Zehra
Etiket Fiyatı : 54.00 TL
İş Kültür İnternet Sitesi Fiyatı
35.10 TL
Açıklama
Zehra
Zehra, Tanzimat edebiyatının temel dinamiklerini en iyi yansıtan romanlardan biridir. Kıskançlık, aşk, ihanet temaları etrafında toplumsal dokuyu, kadın-erkek ilişkilerini ve o dönem geçerli ahlaki kodları gerçekçi bir biçimde yansıtır. Okur olarak Beyoğlu başta olmak üzere Kâğıthane, Büyükdere, Rumelifeneri’nde kahramanlarla birlikte gezer, o semtlerin havasını soluma fırsatı buluruz. Dönemin Şehzadebaşı tiyatro hayatı, tulumbacıların dünyası ya da cinayet soruşturması gibi toplumsal olgular hakkında aktardığı eşsiz gözlemleri de bu eseri çok değerli kılan ayrıntılardandır. Genç yaşta kaybettiğimiz yetenekli yazarımız Nabizade Nâzım, Zehra’nın akıcı hikâyesi ve gerçekçi gözlemleriyle bize 1894 İstanbul’una harika bir edebi bir yolculuk yapma fırsatı sunar.
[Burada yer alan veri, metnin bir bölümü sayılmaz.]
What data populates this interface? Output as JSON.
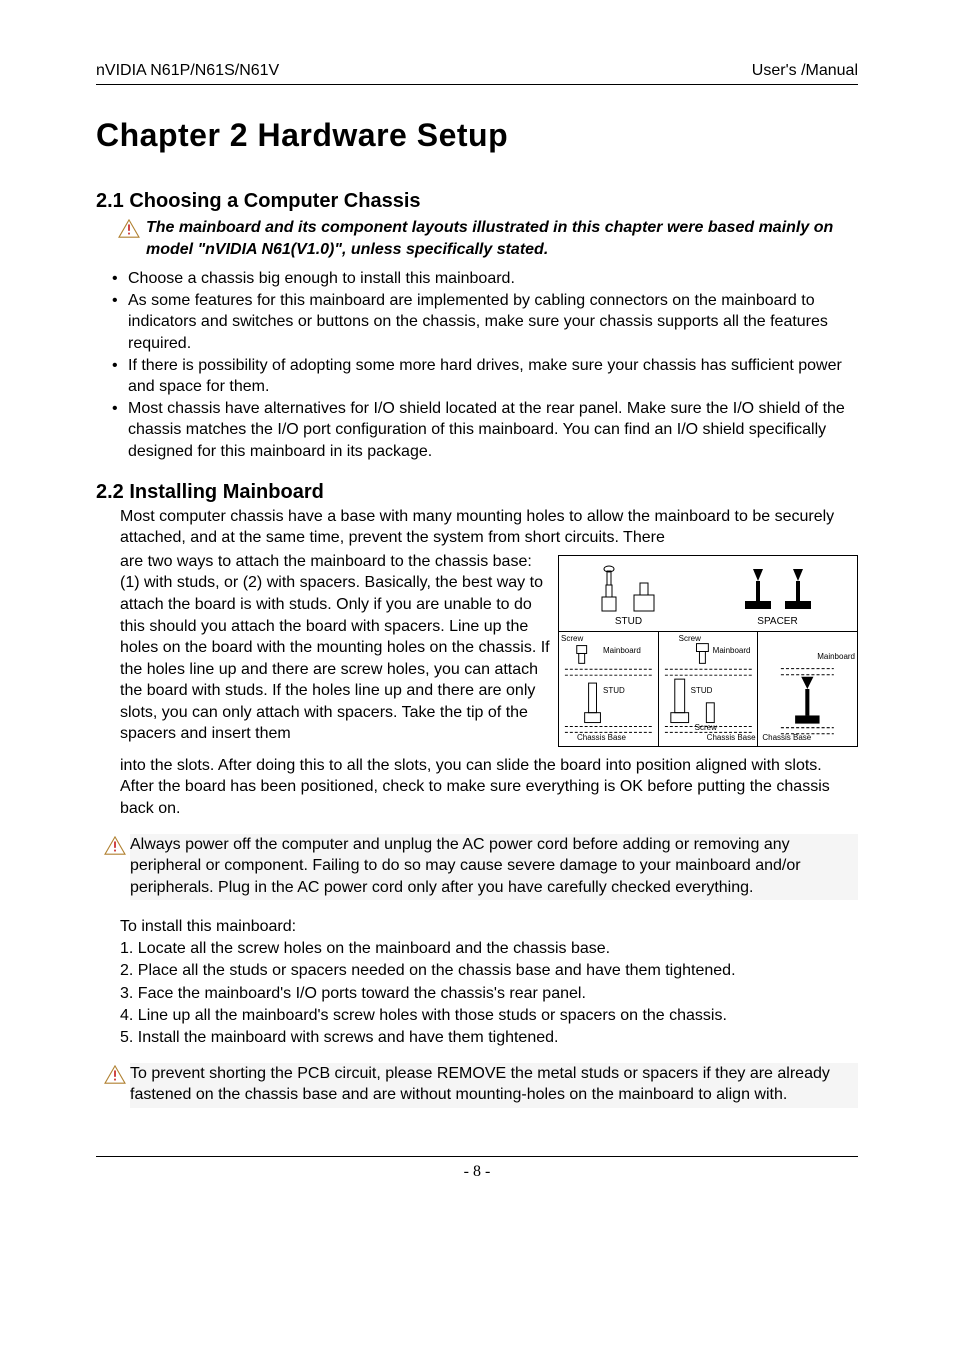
{
  "header": {
    "left": "nVIDIA N61P/N61S/N61V",
    "right": "User's /Manual"
  },
  "chapter_title": "Chapter 2 Hardware Setup",
  "section21": {
    "heading": "2.1 Choosing a Computer Chassis",
    "note": "The mainboard and its component layouts illustrated in this chapter were based mainly on model \"nVIDIA N61(V1.0)\", unless specifically stated.",
    "bullets": [
      "Choose a chassis big enough to install this mainboard.",
      "As some features for this mainboard are implemented by cabling connectors on the mainboard to indicators and switches or buttons on the chassis, make sure your chassis supports all the features required.",
      "If there is possibility of adopting some more hard drives, make sure your chassis has sufficient power and space for them.",
      "Most chassis have alternatives for I/O shield located at the rear panel. Make sure the I/O shield of the chassis matches the I/O port configuration of this mainboard. You can find an I/O shield specifically designed for this mainboard in its package."
    ]
  },
  "section22": {
    "heading": "2.2 Installing Mainboard",
    "para1_pre_float": "Most computer chassis have a base with many mounting holes to allow the mainboard to be securely attached, and at the same time, prevent the system from short circuits. There",
    "para1_with_float": "are two ways to attach the mainboard to the chassis base: (1) with studs, or (2) with spacers. Basically, the best way to attach the board is with studs. Only if you are unable to do this should you attach the board with spacers. Line up the holes on the board with the mounting holes on the chassis. If the holes line up and there are screw holes, you can attach the board with studs. If the holes line up and there are only slots, you can only attach with spacers. Take the tip of the spacers and insert them",
    "para1_post_float": "into the slots. After doing this to all the slots, you can slide the board into position aligned with slots. After the board has been positioned, check to make sure everything is OK before putting the chassis back on.",
    "notice1": "Always power off the computer and unplug the AC power cord before adding or removing any peripheral or component. Failing to do so may cause severe damage to your mainboard and/or peripherals. Plug in the AC power cord only after you have carefully checked everything.",
    "install_lead": "To install this mainboard:",
    "steps": [
      "1. Locate all the screw holes on the mainboard and the chassis base.",
      "2. Place all the studs or spacers needed on the chassis base and have them tightened.",
      "3. Face the mainboard's I/O ports toward the chassis's rear panel.",
      "4. Line up all the mainboard's screw holes with those studs or spacers on the chassis.",
      "5. Install the mainboard with screws and have them tightened."
    ],
    "notice2": "To prevent shorting the PCB circuit, please REMOVE the metal studs or spacers if they are already fastened on the chassis base and are without mounting-holes on the mainboard to align with."
  },
  "figure": {
    "stud_label": "STUD",
    "spacer_label": "SPACER",
    "screw_label": "Screw",
    "mainboard_label": "Mainboard",
    "chassis_label": "Chassis Base"
  },
  "page_number": "- 8 -"
}
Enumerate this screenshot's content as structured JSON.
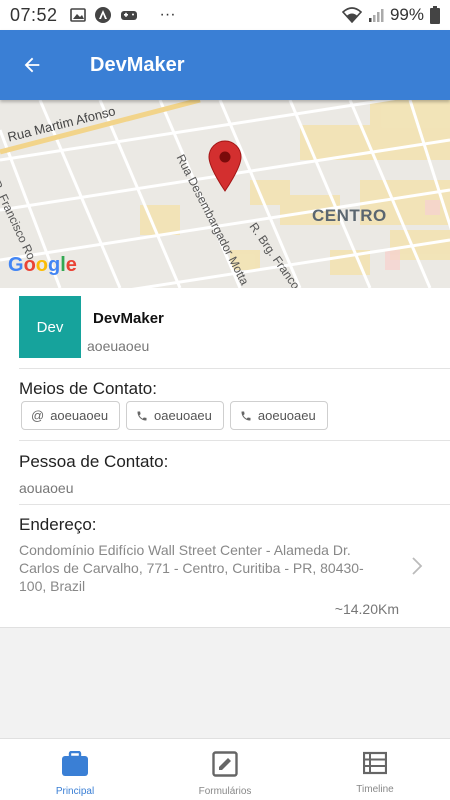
{
  "status_bar": {
    "time": "07:52",
    "battery": "99%",
    "more": "···"
  },
  "app_bar": {
    "title": "DevMaker"
  },
  "map": {
    "streets": [
      "Rua Martim Afonso",
      "R. Francisco Ro",
      "Rua Desembargador Motta",
      "R. Brg. Franco"
    ],
    "district": "CENTRO",
    "attribution": "Google"
  },
  "company": {
    "logo_text": "Dev",
    "name": "DevMaker",
    "subtitle": "aoeuaoeu"
  },
  "contact_means": {
    "title": "Meios de Contato:",
    "chips": [
      {
        "icon": "at-icon",
        "label": "aoeuaoeu"
      },
      {
        "icon": "phone-icon",
        "label": "oaeuoaeu"
      },
      {
        "icon": "phone-icon",
        "label": "aoeuoaeu"
      }
    ]
  },
  "contact_person": {
    "title": "Pessoa de Contato:",
    "value": "aouaoeu"
  },
  "address": {
    "title": "Endereço:",
    "value": "Condomínio Edifício Wall Street Center - Alameda Dr. Carlos de Carvalho, 771 - Centro, Curitiba - PR, 80430-100, Brazil",
    "distance": "~14.20Km"
  },
  "bottom_nav": {
    "items": [
      {
        "label": "Principal",
        "icon": "briefcase-icon",
        "active": true
      },
      {
        "label": "Formulários",
        "icon": "edit-icon",
        "active": false
      },
      {
        "label": "Timeline",
        "icon": "list-icon",
        "active": false
      }
    ]
  },
  "colors": {
    "primary": "#3a7fd5",
    "logo_bg": "#16a39c",
    "pin": "#d32f2f"
  }
}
Nabizade Nâzım (1862-1893)
Nabizade Nâzım İstanbul’da dünyaya geldi. Annesi o çok küçükken öldü, babasını da ilkokuldayken kaybetti. Subaylık eğitimi alan Nabizade Nâzım, bir süre Mekteb-i Harbiye’de dersler verdi. Ardından Kaş’ta, Suriye’de ve Manastır’da çeşitli askeri görevler aldı. 1891’de Ayşe Naciye Hanım’la evlendi, ancak evliliğinin henüz ilk aylarında yakalandığı kemik vereminden kurtulamayarak hayatını kaybetti. Edebiyatla çok genç yaşlarda ilgilenmeye başlayan Nabizade Nâzım’ın ilk yazısı 1880’de Vakit’te yayımlanmış, daha sonra Hazine-i Evrak, Mirat-ı Âlem, Maarif, Manzara, Berk ve Servet-i Fünun gibi edebiyat dergileriyle Tercüman-ı Hakikat, Servet ve Mürüvvet gibi gazetelerde yazı ve eserleri çıkmıştır. Şiirlerinde Batı tarzı, yenilikçi bir yaklaşımı benimser. Ancak şiir çalışmaları edebi hayatının belli bir devresiyle sınırlı kalmış, özellikle 1890’dan itibaren sade ve doğal bir üslupla kaleme aldığı hikâyelerini yayımlamaya başlamıştır. Çevirileriyle de dikkati çeken Nabizade Victor Hugo, Alfred de Musset, Chateaubriand, Alexandre Dumas Fils gibi Batılı yazar ve fikir adamlarından yaptığı tercümelerle çeşitli Batı edebi akım ve düşüncelerinin Türk okuyucusu tarafından tanınmasına yardımcı olmuştur. Ona asıl şöhretini kazandıran, Karabibik adlı uzun hikâyesiyle Zehra romanıdır. Karabibik edebiyatımızda gerçekçilik ve natüralizmin ilk örneklerinden kabul edilmiştir. Özellikle Zehra romanında doğrudan doğruya gerçekçiliği uygulama yoluna gitmiş, romanı yazarken İstanbul tulumbacılarının o günkü hayatı, Şehzadebaşı tiyatroları, cinayet kovuşturması gibi konularda araştırmalar da yapmıştır. Nabizade Nâzım’ın seçme eserlerine Türk Edebiyatı Klasikleri Dizimizde yer vermeyi sürdüreceğiz.